Onderstaand de resultaten uit het natuuronderzoek.
Natuurbeschermingswet
De ingreep leidt niet tot (significant) negatieve effecten op gebieden die zijn beschermd op grond van de Natuurbeschermingswet. Nader onderzoek in de vorm van een verslechteringstoets of een passende beoordeling is derhalve niet noodzakelijk en het aanvragen van een Natuurbeschermingswetvergunning niet aan de orde. De Natuurbeschermingswet staat niet aan de uitvoerbaarheid van het bestemmingsplan in de weg.
Ecologische Hoofdstructuur
De ingreep leidt niet tot een significante aantasting van de wezenlijke kenmerken en waarden van de EHS. Het plangebied maakt geen onderdeel uit van de wezenlijke kenmerken en waarden van de ecologische verbindingszone. Het doorlopen van een "Nee, tenzij-toets" is derhalve niet noodzakelijk.
Beschermde soorten
De te slopen gebouwen vormen mogelijk een vaste rust- en verblijfplaats voor beschermde soorten vleermuizen en huismussen. In hoeverre de te slopen gebouwen in het plangebied daadwerkelijk door vleermuizen en/of huismussen als vaste rust- en verblijfplaats worden gebruikt dient nader onderzocht te worden aan de hand van aanvullend veldonderzoek.

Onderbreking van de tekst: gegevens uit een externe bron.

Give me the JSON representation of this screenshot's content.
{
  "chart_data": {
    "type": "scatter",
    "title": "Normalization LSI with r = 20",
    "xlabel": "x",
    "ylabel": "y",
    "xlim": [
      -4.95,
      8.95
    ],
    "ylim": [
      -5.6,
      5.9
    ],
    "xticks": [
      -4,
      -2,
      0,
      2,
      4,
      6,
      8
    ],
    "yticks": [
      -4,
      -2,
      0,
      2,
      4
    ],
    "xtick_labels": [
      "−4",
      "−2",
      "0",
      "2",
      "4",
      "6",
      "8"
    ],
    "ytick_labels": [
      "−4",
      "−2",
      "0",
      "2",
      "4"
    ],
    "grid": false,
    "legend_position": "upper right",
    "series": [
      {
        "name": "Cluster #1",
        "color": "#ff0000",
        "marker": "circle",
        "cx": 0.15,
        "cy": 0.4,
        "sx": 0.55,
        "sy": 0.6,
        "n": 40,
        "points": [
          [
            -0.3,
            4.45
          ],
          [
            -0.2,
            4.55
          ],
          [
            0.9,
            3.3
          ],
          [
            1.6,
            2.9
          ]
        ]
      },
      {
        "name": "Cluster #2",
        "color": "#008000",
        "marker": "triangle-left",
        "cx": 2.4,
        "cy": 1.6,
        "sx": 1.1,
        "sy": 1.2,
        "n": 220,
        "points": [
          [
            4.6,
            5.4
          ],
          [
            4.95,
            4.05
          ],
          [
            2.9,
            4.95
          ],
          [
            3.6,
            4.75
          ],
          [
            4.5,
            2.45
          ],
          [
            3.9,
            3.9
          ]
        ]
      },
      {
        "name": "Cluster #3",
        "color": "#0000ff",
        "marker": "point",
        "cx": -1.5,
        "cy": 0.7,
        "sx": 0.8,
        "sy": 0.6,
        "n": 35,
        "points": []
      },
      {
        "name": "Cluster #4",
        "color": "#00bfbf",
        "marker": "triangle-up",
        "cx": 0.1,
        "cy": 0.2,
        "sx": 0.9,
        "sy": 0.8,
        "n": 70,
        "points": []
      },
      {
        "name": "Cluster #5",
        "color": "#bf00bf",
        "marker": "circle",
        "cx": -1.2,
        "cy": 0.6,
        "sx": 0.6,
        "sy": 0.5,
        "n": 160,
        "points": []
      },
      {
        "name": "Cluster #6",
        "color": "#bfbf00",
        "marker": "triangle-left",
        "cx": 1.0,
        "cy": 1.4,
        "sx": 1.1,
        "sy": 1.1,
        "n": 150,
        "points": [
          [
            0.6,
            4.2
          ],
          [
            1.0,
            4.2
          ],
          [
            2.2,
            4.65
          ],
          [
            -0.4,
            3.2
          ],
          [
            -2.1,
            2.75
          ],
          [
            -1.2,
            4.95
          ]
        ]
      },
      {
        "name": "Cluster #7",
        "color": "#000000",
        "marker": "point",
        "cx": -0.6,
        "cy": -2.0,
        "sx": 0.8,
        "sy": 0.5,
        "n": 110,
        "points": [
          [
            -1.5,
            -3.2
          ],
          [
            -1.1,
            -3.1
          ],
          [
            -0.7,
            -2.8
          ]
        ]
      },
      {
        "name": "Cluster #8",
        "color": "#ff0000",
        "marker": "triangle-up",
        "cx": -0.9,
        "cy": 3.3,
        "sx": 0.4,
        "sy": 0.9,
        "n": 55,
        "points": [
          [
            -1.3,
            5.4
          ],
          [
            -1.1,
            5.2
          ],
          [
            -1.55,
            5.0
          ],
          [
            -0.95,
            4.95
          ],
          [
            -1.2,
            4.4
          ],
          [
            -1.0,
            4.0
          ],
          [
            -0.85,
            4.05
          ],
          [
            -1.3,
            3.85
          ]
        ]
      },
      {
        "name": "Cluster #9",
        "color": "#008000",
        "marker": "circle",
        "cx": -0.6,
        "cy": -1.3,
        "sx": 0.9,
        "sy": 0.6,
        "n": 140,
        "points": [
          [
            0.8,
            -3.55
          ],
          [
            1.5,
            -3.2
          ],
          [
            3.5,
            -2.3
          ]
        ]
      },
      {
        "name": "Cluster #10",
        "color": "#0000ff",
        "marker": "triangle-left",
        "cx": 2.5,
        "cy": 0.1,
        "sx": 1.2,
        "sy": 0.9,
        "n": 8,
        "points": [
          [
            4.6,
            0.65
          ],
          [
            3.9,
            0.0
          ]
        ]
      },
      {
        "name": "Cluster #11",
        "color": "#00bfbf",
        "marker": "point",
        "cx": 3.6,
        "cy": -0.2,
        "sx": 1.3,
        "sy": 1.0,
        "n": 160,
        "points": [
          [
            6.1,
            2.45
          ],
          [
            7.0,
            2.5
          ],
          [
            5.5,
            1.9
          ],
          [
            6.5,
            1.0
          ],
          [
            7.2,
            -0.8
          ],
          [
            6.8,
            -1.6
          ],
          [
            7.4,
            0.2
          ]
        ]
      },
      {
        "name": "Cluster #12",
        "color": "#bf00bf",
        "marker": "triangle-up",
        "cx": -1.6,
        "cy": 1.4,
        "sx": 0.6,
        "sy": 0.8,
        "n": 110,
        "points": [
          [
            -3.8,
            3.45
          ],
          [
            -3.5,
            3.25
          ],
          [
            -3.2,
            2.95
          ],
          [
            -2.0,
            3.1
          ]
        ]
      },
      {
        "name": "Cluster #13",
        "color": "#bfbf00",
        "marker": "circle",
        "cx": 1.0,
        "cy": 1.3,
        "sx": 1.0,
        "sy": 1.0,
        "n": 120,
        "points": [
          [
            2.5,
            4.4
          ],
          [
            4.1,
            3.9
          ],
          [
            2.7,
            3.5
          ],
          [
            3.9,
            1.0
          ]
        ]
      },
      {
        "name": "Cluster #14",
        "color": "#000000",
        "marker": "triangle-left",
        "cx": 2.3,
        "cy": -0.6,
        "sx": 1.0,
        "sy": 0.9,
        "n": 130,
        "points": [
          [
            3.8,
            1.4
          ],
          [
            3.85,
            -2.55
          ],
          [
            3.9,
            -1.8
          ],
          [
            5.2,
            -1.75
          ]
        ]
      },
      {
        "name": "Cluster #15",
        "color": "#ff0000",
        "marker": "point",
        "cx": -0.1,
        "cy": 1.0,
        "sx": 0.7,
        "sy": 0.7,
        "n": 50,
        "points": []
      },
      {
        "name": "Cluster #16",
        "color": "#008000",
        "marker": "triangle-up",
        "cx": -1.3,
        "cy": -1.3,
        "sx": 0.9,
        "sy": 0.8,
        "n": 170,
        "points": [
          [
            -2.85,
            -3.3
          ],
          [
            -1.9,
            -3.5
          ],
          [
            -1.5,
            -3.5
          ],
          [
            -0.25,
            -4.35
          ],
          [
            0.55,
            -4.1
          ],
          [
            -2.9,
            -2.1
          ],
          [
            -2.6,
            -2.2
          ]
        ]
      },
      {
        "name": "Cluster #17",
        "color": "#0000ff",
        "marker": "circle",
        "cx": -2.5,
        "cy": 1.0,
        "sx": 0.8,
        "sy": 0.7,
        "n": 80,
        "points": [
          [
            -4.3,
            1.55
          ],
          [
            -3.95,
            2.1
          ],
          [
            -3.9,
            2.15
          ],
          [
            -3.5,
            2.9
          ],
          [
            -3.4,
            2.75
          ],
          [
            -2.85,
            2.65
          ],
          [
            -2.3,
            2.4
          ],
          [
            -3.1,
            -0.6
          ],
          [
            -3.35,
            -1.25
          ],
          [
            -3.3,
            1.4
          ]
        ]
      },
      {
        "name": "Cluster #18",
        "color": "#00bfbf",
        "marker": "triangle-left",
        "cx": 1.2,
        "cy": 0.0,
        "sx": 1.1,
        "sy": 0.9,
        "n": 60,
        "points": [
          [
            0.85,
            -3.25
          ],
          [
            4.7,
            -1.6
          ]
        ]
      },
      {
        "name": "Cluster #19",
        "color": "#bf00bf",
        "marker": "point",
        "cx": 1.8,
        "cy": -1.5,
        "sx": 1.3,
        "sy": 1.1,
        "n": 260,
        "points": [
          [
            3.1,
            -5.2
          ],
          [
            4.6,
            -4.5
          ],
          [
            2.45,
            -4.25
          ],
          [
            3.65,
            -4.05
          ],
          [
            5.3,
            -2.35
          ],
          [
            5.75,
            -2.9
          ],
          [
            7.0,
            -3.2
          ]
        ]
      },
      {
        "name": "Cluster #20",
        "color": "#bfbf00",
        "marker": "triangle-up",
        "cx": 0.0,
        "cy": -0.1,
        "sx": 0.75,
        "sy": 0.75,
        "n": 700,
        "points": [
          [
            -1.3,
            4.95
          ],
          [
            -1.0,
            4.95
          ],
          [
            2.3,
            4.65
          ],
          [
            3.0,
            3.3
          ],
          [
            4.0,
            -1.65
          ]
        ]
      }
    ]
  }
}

In het plangebied is verder sporadisch begroeiing aanwezig waarin algemeen voorkomende soorten zangvogels zouden kunnen broeden. Het verwijderen van begroeiing dient derhalve buiten het broedseizoen van vogels uitgevoerd te worden.
Verder zijn enkele algemeen voorkomende soorten te verwachten zoals huisspitsmuis en egel. Dit zijn algemeen beschermde soorten (tabel 1 Ffwet) waarvoor een vrijstelling van de verbodsbepalingen uit de Flora- en faunawet geldt.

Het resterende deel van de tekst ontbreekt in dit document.